Com duas das quatro figuras sociais da Vila de Abrantes dou por fim a publicação de alguns textos que mostram a fotografia escrita de Abrantes do Século XIX, início Século XX. Ao autor do livro "LANÇANDO AO VENTO... no Concelho de Abrantes", período 1885/1905, Coronel Joaquim Maria Valente, como abrantino, presto homenagem:

QUATRO FIGURAS SOCIAIS
Em todas as localidades houve sempre indivíduos, que pelo seu modo especial de ser e por actos mais ou menos excêntricos sob algum ponto de vista, se tornaram alvo da curiosidade das outras pessoas, e cuja lembrança per­dura na memória de quem os conheceu, lembrança que pouco a pouco se irá esbatendo à medida que os contem­porâneos e alguns imediatos sucessores foram desapare­cendo.
Abrantes, durante o período a que se referem estes apontamentos, não se subtraiu a tal imposição do destino, e assim na nossa memória perduram quatro indivíduos cujas figuras sociais, como históricas que são, procuramos esboçar focando as características principais, que os tor­naram alvo da curiosidade dos contemporâneos.
Eram os senhores:
Barão de Bertelinho
Padre António
José Péres
Comendador Pataròxa
O SENHOR BARÃO DE BERTELINHO
A notável Vila de Abrantes não fugiu à regra de, como a maior parte das terras pequenas, ter pessoas que pelo seu invulgar modo de ser se tornavam um tanto notáveis, dando origem, às vezes, a episódios um tanto picarescos ou pelo menos originais.
Sob tal ponto de vista lembramo-nos das quatro pes­soas anteriormente mencionadas.
O senhor Barão de Bertelinho, com jazigo individual no cemitério, fora juiz na comarca, e, na época em que o conhecemos, estava já aposentado.

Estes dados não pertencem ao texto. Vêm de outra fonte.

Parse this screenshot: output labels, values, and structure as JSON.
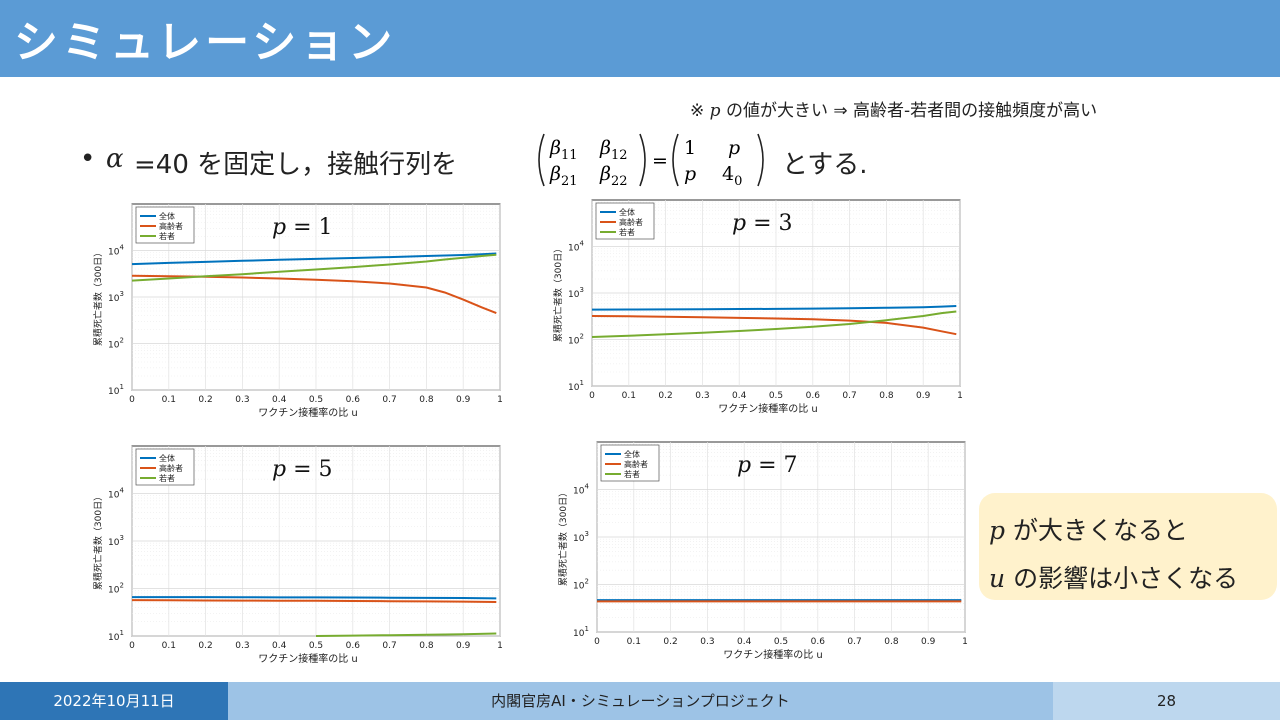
{
  "header": {
    "title": "シミュレーション"
  },
  "note": {
    "prefix": "※",
    "var": "p",
    "text": "の値が大きい ⇒ 高齢者-若者間の接触頻度が高い"
  },
  "statement": {
    "bullet": "•",
    "alpha": "α",
    "pre": "=40 を固定し，接触行列を",
    "post": "とする.",
    "matrix_left": [
      "β11",
      "β12",
      "β21",
      "β22"
    ],
    "matrix_right": [
      "1",
      "p",
      "p",
      "40"
    ]
  },
  "callout": {
    "line1_var": "p",
    "line1": "が大きくなると",
    "line2_var": "u",
    "line2": "の影響は小さくなる"
  },
  "footer": {
    "date": "2022年10月11日",
    "org": "内閣官房AI・シミュレーションプロジェクト",
    "page": "28"
  },
  "colors": {
    "total": "#0072bd",
    "elderly": "#d95319",
    "young": "#77ac30",
    "title_bg": "#5b9bd5"
  },
  "chart_data": [
    {
      "type": "line",
      "annotation": "p = 1",
      "xlabel": "ワクチン接種率の比 u",
      "ylabel": "累積死亡者数（300日）",
      "xlim": [
        0,
        1
      ],
      "ylim": [
        10,
        100000
      ],
      "yscale": "log",
      "grid": true,
      "legend": "top-left",
      "xticks": [
        "0",
        "0.1",
        "0.2",
        "0.3",
        "0.4",
        "0.5",
        "0.6",
        "0.7",
        "0.8",
        "0.9",
        "1"
      ],
      "yticks": [
        {
          "value": 10,
          "label": "10",
          "exp": "1"
        },
        {
          "value": 100,
          "label": "10",
          "exp": "2"
        },
        {
          "value": 1000,
          "label": "10",
          "exp": "3"
        },
        {
          "value": 10000,
          "label": "10",
          "exp": "4"
        }
      ],
      "x": [
        0,
        0.1,
        0.2,
        0.3,
        0.4,
        0.5,
        0.6,
        0.7,
        0.8,
        0.85,
        0.9,
        0.95,
        0.99
      ],
      "series": [
        {
          "name": "全体",
          "values": [
            5100,
            5400,
            5700,
            6000,
            6300,
            6600,
            6900,
            7200,
            7600,
            7800,
            8000,
            8300,
            8600
          ]
        },
        {
          "name": "高齢者",
          "values": [
            2850,
            2800,
            2720,
            2620,
            2500,
            2350,
            2180,
            1950,
            1600,
            1250,
            880,
            600,
            450
          ]
        },
        {
          "name": "若者",
          "values": [
            2250,
            2500,
            2800,
            3100,
            3500,
            3900,
            4400,
            5000,
            5800,
            6400,
            7000,
            7600,
            8100
          ]
        }
      ]
    },
    {
      "type": "line",
      "annotation": "p = 3",
      "xlabel": "ワクチン接種率の比 u",
      "ylabel": "累積死亡者数（300日）",
      "xlim": [
        0,
        1
      ],
      "ylim": [
        10,
        100000
      ],
      "yscale": "log",
      "grid": true,
      "legend": "top-left",
      "xticks": [
        "0",
        "0.1",
        "0.2",
        "0.3",
        "0.4",
        "0.5",
        "0.6",
        "0.7",
        "0.8",
        "0.9",
        "1"
      ],
      "yticks": [
        {
          "value": 10,
          "label": "10",
          "exp": "1"
        },
        {
          "value": 100,
          "label": "10",
          "exp": "2"
        },
        {
          "value": 1000,
          "label": "10",
          "exp": "3"
        },
        {
          "value": 10000,
          "label": "10",
          "exp": "4"
        }
      ],
      "x": [
        0,
        0.1,
        0.2,
        0.3,
        0.4,
        0.5,
        0.6,
        0.7,
        0.8,
        0.9,
        0.95,
        0.99
      ],
      "series": [
        {
          "name": "全体",
          "values": [
            440,
            442,
            445,
            448,
            452,
            456,
            462,
            470,
            480,
            495,
            510,
            525
          ]
        },
        {
          "name": "高齢者",
          "values": [
            320,
            315,
            308,
            300,
            292,
            283,
            272,
            255,
            228,
            180,
            150,
            130
          ]
        },
        {
          "name": "若者",
          "values": [
            113,
            120,
            130,
            140,
            152,
            168,
            188,
            215,
            260,
            320,
            370,
            400
          ]
        }
      ]
    },
    {
      "type": "line",
      "annotation": "p = 5",
      "xlabel": "ワクチン接種率の比 u",
      "ylabel": "累積死亡者数（300日）",
      "xlim": [
        0,
        1
      ],
      "ylim": [
        10,
        100000
      ],
      "yscale": "log",
      "grid": true,
      "legend": "top-left",
      "xticks": [
        "0",
        "0.1",
        "0.2",
        "0.3",
        "0.4",
        "0.5",
        "0.6",
        "0.7",
        "0.8",
        "0.9",
        "1"
      ],
      "yticks": [
        {
          "value": 10,
          "label": "10",
          "exp": "1"
        },
        {
          "value": 100,
          "label": "10",
          "exp": "2"
        },
        {
          "value": 1000,
          "label": "10",
          "exp": "3"
        },
        {
          "value": 10000,
          "label": "10",
          "exp": "4"
        }
      ],
      "x": [
        0,
        0.1,
        0.2,
        0.3,
        0.4,
        0.5,
        0.6,
        0.7,
        0.8,
        0.9,
        0.99
      ],
      "series": [
        {
          "name": "全体",
          "values": [
            66,
            66,
            66,
            65.5,
            65,
            65,
            64.5,
            64,
            63.5,
            63,
            62
          ]
        },
        {
          "name": "高齢者",
          "values": [
            57,
            56.5,
            56,
            55.5,
            55,
            55,
            54.5,
            54,
            53.5,
            53,
            52
          ]
        },
        {
          "name": "若者",
          "values": [
            null,
            null,
            null,
            null,
            null,
            10,
            10.2,
            10.4,
            10.6,
            10.9,
            11.3
          ]
        }
      ]
    },
    {
      "type": "line",
      "annotation": "p = 7",
      "xlabel": "ワクチン接種率の比 u",
      "ylabel": "累積死亡者数（300日）",
      "xlim": [
        0,
        1
      ],
      "ylim": [
        10,
        100000
      ],
      "yscale": "log",
      "grid": true,
      "legend": "top-left",
      "xticks": [
        "0",
        "0.1",
        "0.2",
        "0.3",
        "0.4",
        "0.5",
        "0.6",
        "0.7",
        "0.8",
        "0.9",
        "1"
      ],
      "yticks": [
        {
          "value": 10,
          "label": "10",
          "exp": "1"
        },
        {
          "value": 100,
          "label": "10",
          "exp": "2"
        },
        {
          "value": 1000,
          "label": "10",
          "exp": "3"
        },
        {
          "value": 10000,
          "label": "10",
          "exp": "4"
        }
      ],
      "x": [
        0,
        0.5,
        0.99
      ],
      "series": [
        {
          "name": "全体",
          "values": [
            47,
            47,
            47
          ]
        },
        {
          "name": "高齢者",
          "values": [
            44,
            44,
            44
          ]
        },
        {
          "name": "若者",
          "values": [
            null,
            null,
            null
          ]
        }
      ]
    }
  ]
}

Vivia na sua moradia, casa grande existente perto do portão dos Quinchosos e que têm fachadas dando para a Rua Grande e para a Rua de S. Pedro.

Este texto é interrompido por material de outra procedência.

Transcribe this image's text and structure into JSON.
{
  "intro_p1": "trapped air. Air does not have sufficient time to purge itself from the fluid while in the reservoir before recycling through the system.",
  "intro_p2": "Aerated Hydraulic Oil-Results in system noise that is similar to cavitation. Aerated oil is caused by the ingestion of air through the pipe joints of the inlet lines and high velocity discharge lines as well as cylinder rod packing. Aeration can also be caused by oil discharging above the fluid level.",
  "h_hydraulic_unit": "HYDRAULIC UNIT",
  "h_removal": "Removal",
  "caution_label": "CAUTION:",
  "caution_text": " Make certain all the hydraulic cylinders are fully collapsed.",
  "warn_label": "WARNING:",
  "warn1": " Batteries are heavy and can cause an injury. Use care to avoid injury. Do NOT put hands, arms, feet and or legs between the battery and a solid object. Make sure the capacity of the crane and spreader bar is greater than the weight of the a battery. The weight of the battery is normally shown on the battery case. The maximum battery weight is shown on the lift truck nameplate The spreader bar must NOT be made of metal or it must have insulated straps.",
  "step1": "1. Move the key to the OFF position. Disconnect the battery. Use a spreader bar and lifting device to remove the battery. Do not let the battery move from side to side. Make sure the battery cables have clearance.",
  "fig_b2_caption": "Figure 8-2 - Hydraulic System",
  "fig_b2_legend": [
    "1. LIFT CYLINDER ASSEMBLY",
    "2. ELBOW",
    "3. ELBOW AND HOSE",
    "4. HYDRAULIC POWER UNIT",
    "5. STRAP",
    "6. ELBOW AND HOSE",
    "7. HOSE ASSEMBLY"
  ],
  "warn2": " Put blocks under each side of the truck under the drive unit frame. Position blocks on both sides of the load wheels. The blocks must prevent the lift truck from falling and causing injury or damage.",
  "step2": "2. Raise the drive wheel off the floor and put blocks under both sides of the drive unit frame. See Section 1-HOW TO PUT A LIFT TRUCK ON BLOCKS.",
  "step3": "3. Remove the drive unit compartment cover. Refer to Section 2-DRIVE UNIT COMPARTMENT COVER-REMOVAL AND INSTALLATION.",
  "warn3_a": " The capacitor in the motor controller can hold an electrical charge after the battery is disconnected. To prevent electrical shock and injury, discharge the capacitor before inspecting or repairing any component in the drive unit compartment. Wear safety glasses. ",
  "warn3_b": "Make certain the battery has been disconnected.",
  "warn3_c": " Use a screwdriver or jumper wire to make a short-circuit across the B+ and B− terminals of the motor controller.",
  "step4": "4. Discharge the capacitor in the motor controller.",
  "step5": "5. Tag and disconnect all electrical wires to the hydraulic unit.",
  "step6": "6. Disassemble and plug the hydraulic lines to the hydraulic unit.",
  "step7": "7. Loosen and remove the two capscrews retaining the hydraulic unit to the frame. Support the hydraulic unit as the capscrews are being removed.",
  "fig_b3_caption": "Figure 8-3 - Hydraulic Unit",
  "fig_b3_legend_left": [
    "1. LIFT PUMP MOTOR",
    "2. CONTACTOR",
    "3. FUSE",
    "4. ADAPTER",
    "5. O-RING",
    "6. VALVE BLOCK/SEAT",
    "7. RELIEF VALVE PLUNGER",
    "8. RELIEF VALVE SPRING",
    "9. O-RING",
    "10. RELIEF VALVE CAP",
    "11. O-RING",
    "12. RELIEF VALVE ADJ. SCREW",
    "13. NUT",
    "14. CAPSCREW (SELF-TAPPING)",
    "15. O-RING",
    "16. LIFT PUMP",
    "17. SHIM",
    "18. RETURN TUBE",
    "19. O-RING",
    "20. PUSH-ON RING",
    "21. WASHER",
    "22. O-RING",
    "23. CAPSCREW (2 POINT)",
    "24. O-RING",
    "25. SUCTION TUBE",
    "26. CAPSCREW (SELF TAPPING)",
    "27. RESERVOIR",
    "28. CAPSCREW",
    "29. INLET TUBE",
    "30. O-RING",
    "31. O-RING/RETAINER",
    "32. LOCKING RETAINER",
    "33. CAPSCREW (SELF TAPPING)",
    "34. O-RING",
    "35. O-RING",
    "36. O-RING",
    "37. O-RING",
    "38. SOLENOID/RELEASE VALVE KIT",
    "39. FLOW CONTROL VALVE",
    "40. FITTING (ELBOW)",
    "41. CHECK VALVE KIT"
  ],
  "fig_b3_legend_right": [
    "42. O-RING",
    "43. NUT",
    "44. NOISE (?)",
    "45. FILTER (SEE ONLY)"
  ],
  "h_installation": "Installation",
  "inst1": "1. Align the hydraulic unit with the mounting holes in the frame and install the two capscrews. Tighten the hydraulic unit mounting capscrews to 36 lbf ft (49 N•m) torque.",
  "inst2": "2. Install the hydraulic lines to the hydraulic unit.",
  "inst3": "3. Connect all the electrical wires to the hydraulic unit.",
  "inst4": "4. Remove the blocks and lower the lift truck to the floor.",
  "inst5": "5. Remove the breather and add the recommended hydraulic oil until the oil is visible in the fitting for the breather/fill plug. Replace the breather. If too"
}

Era servido por um criado de nome José, o José do Barão, e respectiva mulher.
Era pessoa quase octogenária, de baixa estatura e lembramo-nos de o ver, às tardes amenas, sair a passeio pelo referido portão, barretinho na cabeça, cachecol no pes­coço, embrulhado em xale e manta, a cavalo sem espo­ras em mulinha com estribos de sola e guiada e segura à mão pelo Criado, o José do Barão.

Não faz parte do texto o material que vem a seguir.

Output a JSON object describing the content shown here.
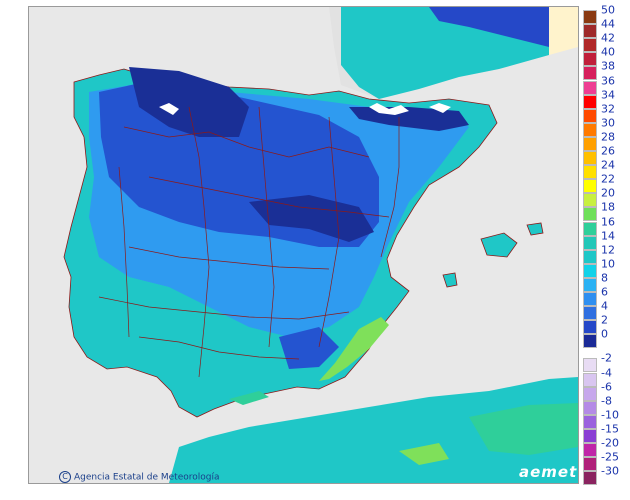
{
  "map": {
    "credit": "Agencia Estatal de Meteorología",
    "credit_symbol": "C",
    "brand": "aemet",
    "colors": {
      "sea": "#e8e8e8",
      "land_mid": "#1fc7c7",
      "land_cool": "#2f9bf0",
      "land_cold": "#2454d0",
      "land_coldest": "#1a2f96",
      "land_warm": "#2fcf9a",
      "land_warmer": "#7fe05a",
      "france": "#e6e6e6",
      "borders": "#8b1a1a"
    }
  },
  "legend": {
    "items": [
      {
        "label": "50",
        "color": "#8a3a12"
      },
      {
        "label": "44",
        "color": "#9e2a2a"
      },
      {
        "label": "42",
        "color": "#b02828"
      },
      {
        "label": "40",
        "color": "#c01f3a"
      },
      {
        "label": "38",
        "color": "#d6205c"
      },
      {
        "label": "36",
        "color": "#ee3e93"
      },
      {
        "label": "34",
        "color": "#ff0000"
      },
      {
        "label": "32",
        "color": "#ff4a00"
      },
      {
        "label": "30",
        "color": "#ff7a00"
      },
      {
        "label": "28",
        "color": "#ffa000"
      },
      {
        "label": "26",
        "color": "#ffc000"
      },
      {
        "label": "24",
        "color": "#ffe000"
      },
      {
        "label": "22",
        "color": "#ffff00"
      },
      {
        "label": "20",
        "color": "#c8f040"
      },
      {
        "label": "18",
        "color": "#6fe05a"
      },
      {
        "label": "16",
        "color": "#2fcf9a"
      },
      {
        "label": "14",
        "color": "#23c7b8"
      },
      {
        "label": "12",
        "color": "#1fc7c7"
      },
      {
        "label": "10",
        "color": "#12d2e8"
      },
      {
        "label": "8",
        "color": "#2bb2f4"
      },
      {
        "label": "6",
        "color": "#2f8ff0"
      },
      {
        "label": "4",
        "color": "#2f6fe0"
      },
      {
        "label": "2",
        "color": "#2548c8"
      },
      {
        "label": "0",
        "color": "#1a2a96"
      },
      {
        "label": "-2",
        "color": "#e8dcf4"
      },
      {
        "label": "-4",
        "color": "#d9c6f0"
      },
      {
        "label": "-6",
        "color": "#c7a8ec"
      },
      {
        "label": "-8",
        "color": "#b48ae6"
      },
      {
        "label": "-10",
        "color": "#9a62de"
      },
      {
        "label": "-15",
        "color": "#8a3fd4"
      },
      {
        "label": "-20",
        "color": "#c026a8"
      },
      {
        "label": "-25",
        "color": "#b0207a"
      },
      {
        "label": "-30",
        "color": "#8a2460"
      }
    ]
  }
}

O passeio era em regra curto ë não ia além de Bar­reiras do Tejo, pela calçada que liga aquela localidade com a Rua da Barca.
Ora o Senhor Barão era frequentador da farmácia Neto e palrador nas conversas baratas que naquele tempo se estabeleciam nas farmácias, para acompanhar o bater das pedras dos jogos de gamão e de damas, cujo taboleiro pa­recia fazer parte oficial do respectivo regimento.
Para molhar a língua seca pela conversa ele aprovei­tava o movimento do farmacêutico para, quando este dava costas, abrir a vitrine próxima e tirar da prateleira o frasco do Xarope Simples e tomar rapidamente uma boa golada do xarope, cujo nível ia diminuindo notavel­mente no frasco.
Depois de se certificar do que o Senhor Barão fazia, o farmacêutico preparou-lhe uma partida pondo no frasco não xarope simples mas sim xarope de ipecacuanha, vo­mitório eficaz, que quando chegou ao estômago do Senhor Barão produziu os respectivos efeitos, que o obrigaram a correr rapidamente para casa, sem deixar de dirigir palavras feias ao farmacêutico e aos outros frequentado­res da farmácia, os quais, sabedores da partida, riam rui­dosamente.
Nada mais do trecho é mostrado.